En el mejor lugar en el peor momento
Confieso que siento la necesidad de explicarme mejor con quienes enfrentan la difícil tarea de leerme. Hasta ahora no había sentido esa sensación de rendir cuentas sobre lo que hago en estos lares, suponiendo que el ejercicio del privilegio de opinar es un acto de arrojo excluyente de explicaciones mayores.
En esta área difusa por definición de la economía y la política en la cual trabajo, las confusiones naturales de la materia se multiplican infinitamente cuando uno no logra la comunión mínima necesaria con el otro, a partir de lo cual es posible hacer las cosas elementales de la vida; en orden de prelación: comunicarse y cambiar desde ese ejercicio de comunicación ambiciosa. Esa explicación de lo que hago en la prensa es un relato largo, pero tiene un capítulo principal: mi tardío aprendizaje de la existencia de reglas de juego esenciales. Y en tanto, la ubicación frente al otro y sus cosas llena de ansiedad y cierta desesperación por evadir la futilidad de la comunicación de anécdotas menores, o que otros pueden contar mejor que yo.
Dicho de otra manera: no puedo soportar la liviandad en el tratamiento de temas complejos ni su descontextualización de los entornos en los cuales esos temas hallan su real significación. De allí surgen algunas de las explicaciones de los contenidos y las formas que he elegido para intentar seleccionar, comunicar y reflexionar lo que considero principal, urgente, inexcusable en las lecturas de la economía y la política. Explicación que comprende la selección de un equipo heterogéneo e inquietantemente díscolo para la norma de una empresa que vende información y razones.
Esas reglas…
Las reglas de juego son las relaciones establecidas entre los ciudadanos y la institucionalidad en torno a la cual se organizan las sociedades. Se plasman en contratos que por definición son imperfectos. Estas imperfecciones son utilizadas o padecidas por los ciudadanos en función de su capacidad de comprenderlas y el poder que tienen para especular con esos defectos y utilizarlos. Estoy convencido que la cohesión social y la expresión del potencial de cambio de una sociedad, y de la uruguaya en particular, es la sumatoria de la calidad de sus contratos. Y, en tanto de la capacidad de su regulación profesional. Pero, por sobre todas las cosas estoy convencido que esa esperanza se juega en la educación de ciudadanos lectores, capaces de comprender esa significación de los contratos, de exigir su calificación y sobre todo, de defenderlos evadiendo las lecturas simples u oblicuas.
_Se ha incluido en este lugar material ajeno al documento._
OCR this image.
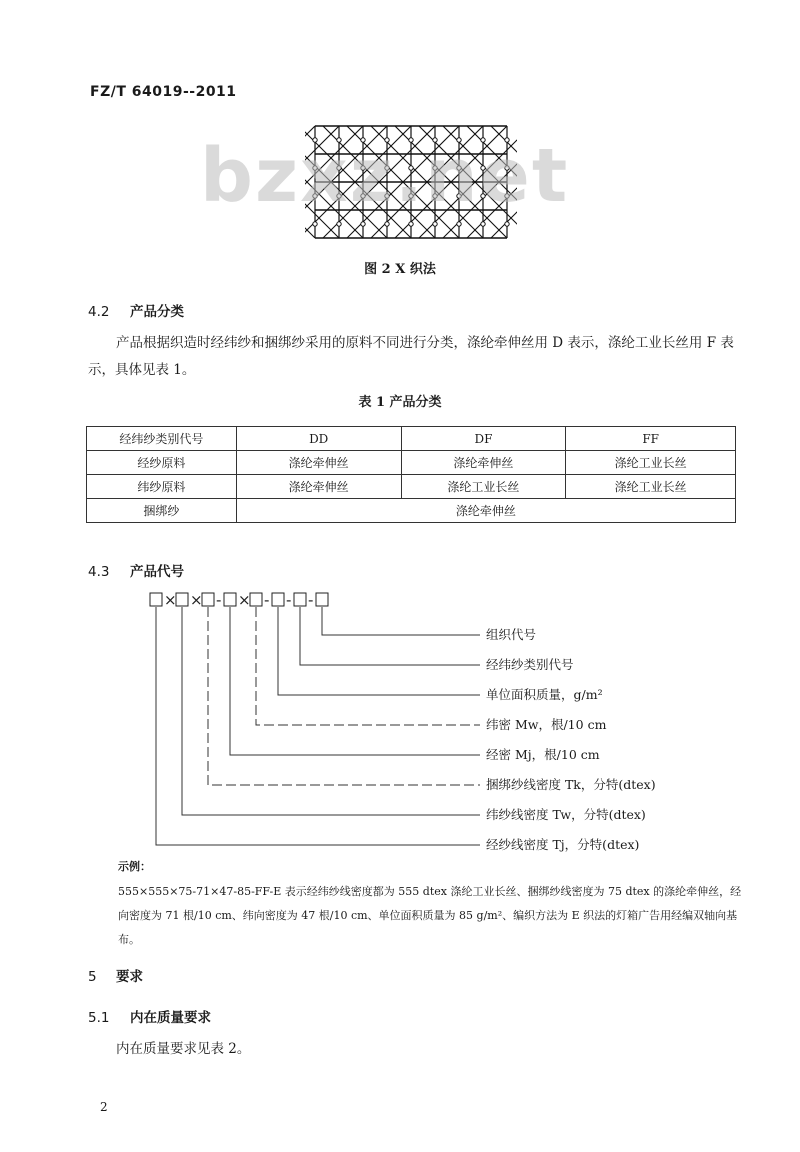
FZ/T 64019--2011
bzxz.net
图 2 X 织法
4.2 产品分类
产品根据织造时经纬纱和捆绑纱采用的原料不同进行分类，涤纶牵伸丝用 D 表示，涤纶工业长丝用 F 表示，具体见表 1。
表 1 产品分类
经纬纱类别代号	DD	DF	FF
经纱原料	涤纶牵伸丝	涤纶牵伸丝	涤纶工业长丝
纬纱原料	涤纶牵伸丝	涤纶工业长丝	涤纶工业长丝
捆绑纱	涤纶牵伸丝		
4.3 产品代号
× × - × - - -
组织代号
经纬纱类别代号
单位面积质量，g/m²
纬密 Mw，根/10 cm
经密 Mj，根/10 cm
捆绑纱线密度 Tk，分特(dtex)
纬纱线密度 Tw，分特(dtex)
经纱线密度 Tj，分特(dtex)
示例：
555×555×75-71×47-85-FF-E 表示经纬纱线密度都为 555 dtex 涤纶工业长丝、捆绑纱线密度为 75 dtex 的涤纶牵伸丝，经向密度为 71 根/10 cm、纬向密度为 47 根/10 cm、单位面积质量为 85 g/m²、编织方法为 E 织法的灯箱广告用经编双轴向基布。
5 要求
5.1 内在质量要求
内在质量要求见表 2。
2
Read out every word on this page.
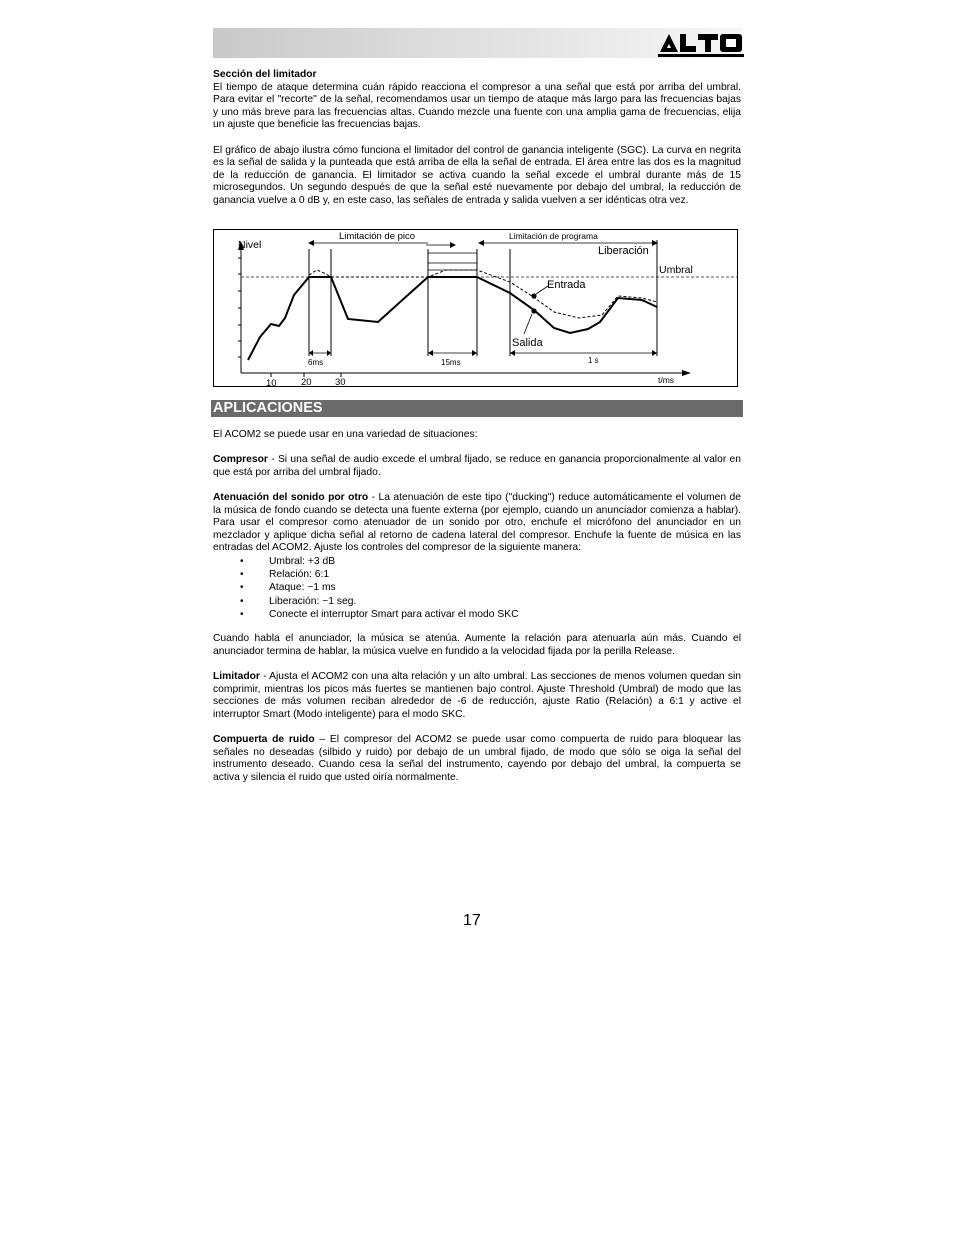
Sección del limitador

El tiempo de ataque determina cuán rápido reacciona el compresor a una señal que está por arriba del umbral. Para evitar el "recorte" de la señal, recomendamos usar un tiempo de ataque más largo para las frecuencias bajas y uno más breve para las frecuencias altas. Cuando mezcle una fuente con una amplia gama de frecuencias, elija un ajuste que beneficie las frecuencias bajas.

El gráfico de abajo ilustra cómo funciona el limitador del control de ganancia inteligente (SGC). La curva en negrita es la señal de salida y la punteada que está arriba de ella la señal de entrada. El área entre las dos es la magnitud de la reducción de ganancia. El limitador se activa cuando la señal excede el umbral durante más de 15 microsegundos. Un segundo después de que la señal esté nuevamente por debajo del umbral, la reducción de ganancia vuelve a 0 dB y, en este caso, las señales de entrada y salida vuelven a ser idénticas otra vez.

Nivel
Limitación de pico	Limitación de programa
Liberación
Umbral
Entrada
Salida
6ms	15ms	1 s
10	20 30	t/ms
APLICACIONES

El ACOM2 se puede usar en una variedad de situaciones:

Compresor - Si una señal de audio excede el umbral fijado, se reduce en ganancia proporcionalmente al valor en que está por arriba del umbral fijado.

Atenuación del sonido por otro - La atenuación de este tipo ("ducking") reduce automáticamente el volumen de la música de fondo cuando se detecta una fuente externa (por ejemplo, cuando un anunciador comienza a hablar). Para usar el compresor como atenuador de un sonido por otro, enchufe el micrófono del anunciador en un mezclador y aplique dicha señal al retorno de cadena lateral del compresor. Enchufe la fuente de música en las entradas del ACOM2. Ajuste los controles del compresor de la siguiente manera:

• Umbral: +3 dB
• Relación: 6:1
• Ataque: ~1 ms
• Liberación: ~1 seg.
• Conecte el interruptor Smart para activar el modo SKC

Cuando habla el anunciador, la música se atenúa. Aumente la relación para atenuarla aún más. Cuando el anunciador termina de hablar, la música vuelve en fundido a la velocidad fijada por la perilla Release.

Limitador - Ajusta el ACOM2 con una alta relación y un alto umbral. Las secciones de menos volumen quedan sin comprimir, mientras los picos más fuertes se mantienen bajo control. Ajuste Threshold (Umbral) de modo que las secciones de más volumen reciban alrededor de -6 de reducción, ajuste Ratio (Relación) a 6:1 y active el interruptor Smart (Modo inteligente) para el modo SKC.

Compuerta de ruido – El compresor del ACOM2 se puede usar como compuerta de ruido para bloquear las señales no deseadas (silbido y ruido) por debajo de un umbral fijado, de modo que sólo se oiga la señal del instrumento deseado. Cuando cesa la señal del instrumento, cayendo por debajo del umbral, la compuerta se activa y silencia el ruido que usted oiría normalmente.

17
En el intento de jerarquizar y explicar estas cosas he trabajado estos últimos años. He desdeñado, en demasía quizás, la futilidad del análisis de los precios relativos y el discurso o los hechos de la economía vinculados demasiado a una historia del «productivismo» tradicional. He evadido el sex appel de la polítización o la judicialización de la economía. He tratado de utilizar las series de datos disponibles para mejorar la comunicación de hechos un tanto complejos, lo admito, con enormes dificultades personales para explicarme cuando me pasa algo similar a aquello que Foucault reclamaba para los nuevos historiadores: la capacidad de asombro o la beligerancia que emergen de los documentos, o de las series, cuando estos ya no jalonan una historia consabida sino que obligan al periodista o al analista a zambullirse en otras historias. Esas cuyo intento de relato puede resultar hasta agraviante para un lector de diario desprevenido y apurado aferrado comprensiblemente a sus códigos de comprensión disponibles.
Reivindicación e invitación a la complejidad
La historia reciente de la economía nacional está preñada de estas plataformas de buceo hacia lo desconocido para nuestros códigos usuales. ¿Cómo aceptaría el lector desprevenido sin un poco de furia, que alguien intente compartir con él las inferencias que tiene en su vida, por ejemplo, el monetarismo o la prospectiva del método de calificación de riesgo? Alejadas del simple interés de averiguar simplemente los futuros precios del dólar o las tasas de interés, buceando en cambio en aquel relato de la institucionalidad y la calidad de los contratos. Los comunicadores siempre estamos enfrentados al dilema de seducir o confrontar la capacidad del lector.
Estoy convencido que gran parte de los problemas que tiene este país tienen que ver con la renuncia de los periodistas desprendidos de las incumbencias naturales con las empresas que los albergan a provocar reacciones activas de los ciudadanos que se informan y relacionan entre sí a través de la oferta pública de comunicación dominante.
En esas intersecciones en las cuales la gente se relaciona con las elites es un lugar incómodo por naturaleza. Pero ese es, precisamente, el lugar y la razón que explica mi permanencia en los medios de comunicación masivos.